И... я потом сама посмеюсь над собой... Но... очень мерзко на душе. Ян, если мы с тобой никогда больше не увидимся... ну, мало ли... не забывай меня, ладно? И я буду помнить тебя всегда."
* * *
— Тупые скоты! Тупыыые...
— Что есть, то есть. Тупые. Тем проще нам, так ведь?
— Я устал! Мне легче их поубивать, чем с ним разговаривать!
— Это у тебя просто переутомление. Всё. На сегодня всё. Ложись отдыхай. Да, тебе брат звонил.
— Ян? Когда? — последний проблеск интереса. Голова продолжает болеть. Кто знал, что она может болеть вот так, безостановочно, третьи сутки подряд? И что, несмотря на нее, нужно плясать перед этими... как там политкорректно?.. перед этим афромазыми в поисках поддержки. Зимбези. Дрянь. Кровь им нужна. Устроил бы им крови, они бы этой кровью умылись... Нельзя. Нужно терпеть их выкрутасы хотя бы сейчас. Этот их, вождь, увешанный цацками с ног до головы, вызвал Леха на поединок. Урод. И не откажешься ведь. Говорит, победишь, племя твое. Делай с нами что хочешь. Проиграешь — боги не на твоей стороне, извини и проваливай. А сам здоровенный, как буйвол. И, говорит, чтобы без магии, по-честному, один на один.
— У тебя, слава Тьме, один брат. Иначе бы я рехнулся. Приблизительно час назад. Перезвонишь?

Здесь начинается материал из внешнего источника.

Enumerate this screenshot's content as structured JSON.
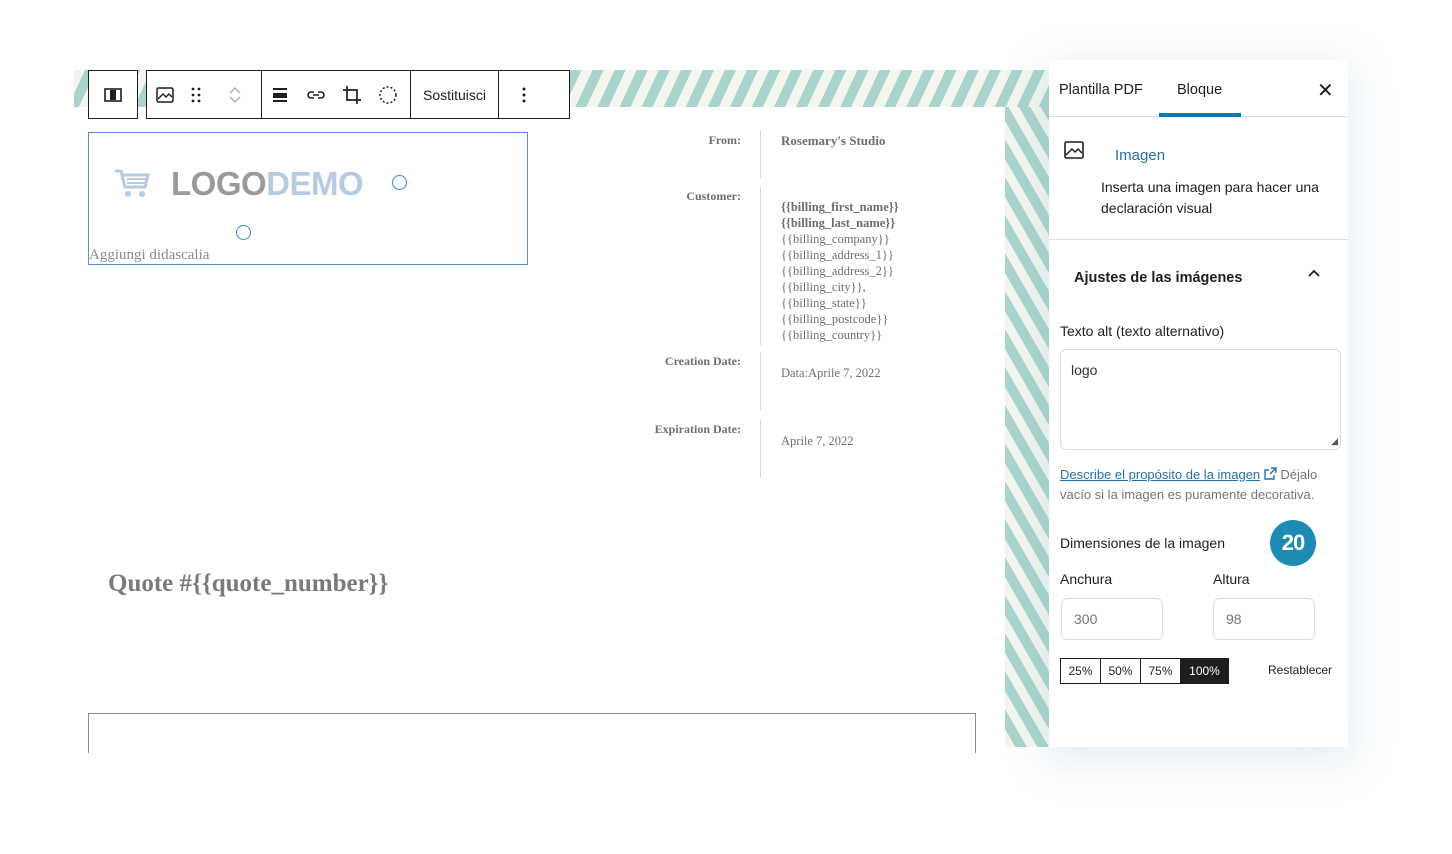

— Давай. Сколько сейчас в Познатце?
— Около одиннадцати. Вечер. Хочешь, узнаю точно, чем там твой брат занят?
— Просто дай телефон.
В комнате наконец-то темно. А то от света постоянно болят глаза. От Дариуша осталась медведеподобная тень. В трубке долго гудит, Ян или спит, или пока не слышит. Наконец, заспанный голос:
— Да? Леш?
— Привет. Разбудил?
— Да. Я тебе сегодня уже звонил. Ты не брал трубку. У тебя всё в порядке? А то что-то у меня какие-то нехорошие предчувствия.
— У меня порядок. А что у тебя? Как экзамены?

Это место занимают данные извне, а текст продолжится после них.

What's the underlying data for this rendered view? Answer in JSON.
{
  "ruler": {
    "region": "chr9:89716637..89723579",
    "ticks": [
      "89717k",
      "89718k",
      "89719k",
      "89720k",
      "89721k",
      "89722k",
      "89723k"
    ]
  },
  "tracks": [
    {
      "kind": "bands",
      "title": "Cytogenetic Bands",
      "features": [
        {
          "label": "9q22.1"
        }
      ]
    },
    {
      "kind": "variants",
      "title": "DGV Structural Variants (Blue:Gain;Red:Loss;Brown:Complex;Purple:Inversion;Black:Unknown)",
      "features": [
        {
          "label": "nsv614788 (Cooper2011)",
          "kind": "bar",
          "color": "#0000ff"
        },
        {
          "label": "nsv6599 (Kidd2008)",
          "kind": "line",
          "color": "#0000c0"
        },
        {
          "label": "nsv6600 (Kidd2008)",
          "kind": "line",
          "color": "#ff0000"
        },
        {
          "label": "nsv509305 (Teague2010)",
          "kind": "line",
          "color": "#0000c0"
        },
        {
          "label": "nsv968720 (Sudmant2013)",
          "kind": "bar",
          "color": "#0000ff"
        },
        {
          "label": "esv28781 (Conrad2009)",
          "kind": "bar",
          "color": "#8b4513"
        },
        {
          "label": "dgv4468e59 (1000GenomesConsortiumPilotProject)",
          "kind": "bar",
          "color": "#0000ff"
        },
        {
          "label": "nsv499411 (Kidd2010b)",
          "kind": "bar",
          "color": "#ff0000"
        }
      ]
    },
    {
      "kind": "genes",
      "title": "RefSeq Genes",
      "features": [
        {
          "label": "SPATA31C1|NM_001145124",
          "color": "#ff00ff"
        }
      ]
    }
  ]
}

— Закончились вообще-то. Уже каникулы.
— Перепутал. А так всё в порядке? Что Гнес? Отец не заглядывал?
— Гнес прислала открытку. Она сейчас в Фессалониках. От отца пока никаких известий. А ты скоро домой? Мне почему-то кажется, что в ближайшее время тебе лучше быть дома.